'Adalet ve Özgürlük Nöbetçileri' kararlı
'Adalet ve Özgürlük Nöbeti'nde bir araya gelen gazeteciler, "Özgür basın susmayacak" diyerek, her alanda yazmaya ve yayın yapmaya devam edeceklerini vurguladı.
'Adalet ve Özgürlük Nöbeti'nde bir araya gelen gazeteciler, "Özgür basın susmayacak" diyerek, her alanda yazmaya ve yayın yapmaya devam edeceklerini vurguladı.
Aralarında DİSK Basın-iş, Türkiye İnsan Hakları Vakfı (TİHV), İnsan Hakları Derneği’nin (İHD) bulunduğu emek ve demokrasi güçleri ile gazetecilik meslek örgütleri tarafından başlatılan Adalet ve Özgürlük Nöbeti'nin dördüncüsü, Çağlayan’da bulunan İstanbul Adliyesi önünde gerçekleşti. Eylemde, "OHAL kaldırılsın, özgürlük istiyoruz" ,"İnsanlık onuru işkenceyi yenecek" ve "Özgür basın susturulamaz" sloganları atıldı.
İlk olarak konuşan JINHA Muhabiri Rojda Oğuz, "Muhalif olan bütün kesimler AKP'nin hedefinde. Büromuz, çalışma alanımız olmayabilir ama sokaklar bizim ve kadınlar bizim yanımızda. JINHA kadınların sesi olmaya devam edecek" dedi.
'SÖZ VERİYORUZ!'
DİHA İstanbul Büro Şefi Zuhal Atlan ise ajansları üzerindeki baskılara dikkati çekerek, "Söz veriyoruz halkımıza, gerçekleri karanlıkta bırakmayacağız" diye konuştu.
Kocaeli Üniversitesi'nden ihraç edilen Yücel Demirel de, "İçinde bulunduğumuz bu tür baskıların anlamı ve sonucu olmayacaktır. Barışın yakın olduğu bir dönemdeyiz" diye belirtti.
'YILMAYACAĞIZ!'
İstanbul Tabib Odası Genel Sekreteri Samet Mengüç de "Faşizm yaşama alanı tanımamaya çalışıyor. Bizler ise yaşam alanlarını oluşturmak için çalışıyoruz. Onlar da biliyorlar ki, başarılı olamayacaklar" ifadelerini kullandı. Çok sayıda sağlık çalışanının ihraç edilmesine de değinen Mengüç, sağlık emekçileri olarak faşizme karşı yılmayacaklarını dile getirdi.

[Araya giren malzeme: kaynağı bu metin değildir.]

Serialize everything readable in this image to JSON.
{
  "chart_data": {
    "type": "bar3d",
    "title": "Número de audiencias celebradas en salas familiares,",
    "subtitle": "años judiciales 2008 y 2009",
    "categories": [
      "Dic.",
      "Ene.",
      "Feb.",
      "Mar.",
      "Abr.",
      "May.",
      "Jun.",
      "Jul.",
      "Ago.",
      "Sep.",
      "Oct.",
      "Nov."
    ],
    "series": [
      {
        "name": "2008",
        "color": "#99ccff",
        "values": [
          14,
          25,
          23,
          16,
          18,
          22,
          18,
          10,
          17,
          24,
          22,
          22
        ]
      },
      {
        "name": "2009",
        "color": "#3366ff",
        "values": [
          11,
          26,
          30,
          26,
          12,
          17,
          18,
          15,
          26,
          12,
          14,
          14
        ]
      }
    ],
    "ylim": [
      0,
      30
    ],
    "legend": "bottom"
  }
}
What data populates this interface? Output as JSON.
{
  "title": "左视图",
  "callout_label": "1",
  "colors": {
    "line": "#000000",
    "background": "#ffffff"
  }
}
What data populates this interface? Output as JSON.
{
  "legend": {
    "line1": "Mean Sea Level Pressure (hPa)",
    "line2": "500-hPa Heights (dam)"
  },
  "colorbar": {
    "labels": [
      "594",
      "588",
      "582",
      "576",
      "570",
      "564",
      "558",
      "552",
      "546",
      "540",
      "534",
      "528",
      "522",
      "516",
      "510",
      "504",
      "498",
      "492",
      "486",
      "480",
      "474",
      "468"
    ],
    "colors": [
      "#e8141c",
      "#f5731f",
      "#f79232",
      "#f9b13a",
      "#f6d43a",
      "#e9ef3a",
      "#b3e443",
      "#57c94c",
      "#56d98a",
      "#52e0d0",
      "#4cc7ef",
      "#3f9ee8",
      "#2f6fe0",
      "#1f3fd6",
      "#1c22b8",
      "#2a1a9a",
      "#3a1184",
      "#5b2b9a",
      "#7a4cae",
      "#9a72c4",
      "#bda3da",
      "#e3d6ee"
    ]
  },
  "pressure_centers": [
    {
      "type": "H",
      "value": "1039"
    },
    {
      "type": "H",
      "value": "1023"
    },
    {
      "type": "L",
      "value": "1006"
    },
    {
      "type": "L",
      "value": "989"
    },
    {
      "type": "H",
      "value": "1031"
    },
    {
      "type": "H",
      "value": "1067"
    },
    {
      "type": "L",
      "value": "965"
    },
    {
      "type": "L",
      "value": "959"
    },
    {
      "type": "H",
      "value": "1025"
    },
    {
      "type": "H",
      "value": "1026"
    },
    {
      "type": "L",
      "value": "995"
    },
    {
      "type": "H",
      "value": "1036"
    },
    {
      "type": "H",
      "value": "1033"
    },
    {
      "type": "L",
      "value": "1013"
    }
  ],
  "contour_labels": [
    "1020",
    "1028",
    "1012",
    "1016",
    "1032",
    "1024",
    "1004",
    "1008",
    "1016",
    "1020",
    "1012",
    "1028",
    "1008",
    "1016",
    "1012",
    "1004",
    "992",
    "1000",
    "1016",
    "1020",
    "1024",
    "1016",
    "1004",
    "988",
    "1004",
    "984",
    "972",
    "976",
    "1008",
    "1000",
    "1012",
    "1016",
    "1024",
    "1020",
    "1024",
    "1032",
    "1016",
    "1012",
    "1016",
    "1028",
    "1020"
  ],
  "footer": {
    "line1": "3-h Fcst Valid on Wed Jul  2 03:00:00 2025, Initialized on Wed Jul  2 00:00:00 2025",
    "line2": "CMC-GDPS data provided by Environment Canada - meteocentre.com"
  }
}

Çağdaş Hukukçular Derneği (ÇHD) İstanbul Şubesi Başkanı da şunları ifade etti: "Bizler haklarımızla varız. Haklarımız yoksa bizler de yokuz, hukuk da yoktur. Savunma hakkı yapılmayacaksa, görüşmeye izin verilmeyecekse avukata ihtiyaç yoktur. Avukat yoksa baro da yoktur. Barolar OHAL ile faşizme karşı etkin bir mücadeleyi nasıl yürüteceklerini tartışmalılar."
KAYA VE KIZILKAYA HATIRLATILDI
Kapatılan Özgür Gündem'den Günay Aksoy, Genel Yayın Yönetmeni Zana Kaya ve Yazı işleri Müdürü İnan Kızılkaya'nın hâlâ cezaevinde olduğunu hatırlattı. Bütün toplumun haber alma hakkının gasp edildiğini belirten Aksoy, "İkinci kez mühür vursanız da bu gazete çıkacak. Özgür Gündem gerçekleri yazmaktan taviz vermeyecektir" dedi.
'EL ELE VERELİM'
TV10 Temsilcisi Veli Büyükşahin, televizyonlarının yaklaşık bir aydır kapalı olduğuna vurgu yaparak, TV10'nun kapatılmasını Alevi halkına yönelik bir tehdit olarak okuduklarını söyledi. Saldırıya uğrayan bütün toplumun ortak talebinin demokrasi olduğuna işaret eden Büyükşahin, "Herkes farklılıklarını bir yere bırakıp el ele vererek güçlü bir mücadele yürütmelidir" diye belirtti.
İMC TV Temsilcisi Candan Yıldız da "Yan yana durmaktan başka çaremiz yok" mesajını verdi.
Özgür Radyo Temsilcisi Derya Okatan da eylemdeki konuşmasında, "Kapılarımıza mühür vurabilirler ama umutlarımıza vuramazlar" diyerek, yayınlarını internet üzerinden sürdüreceklerini söyledi.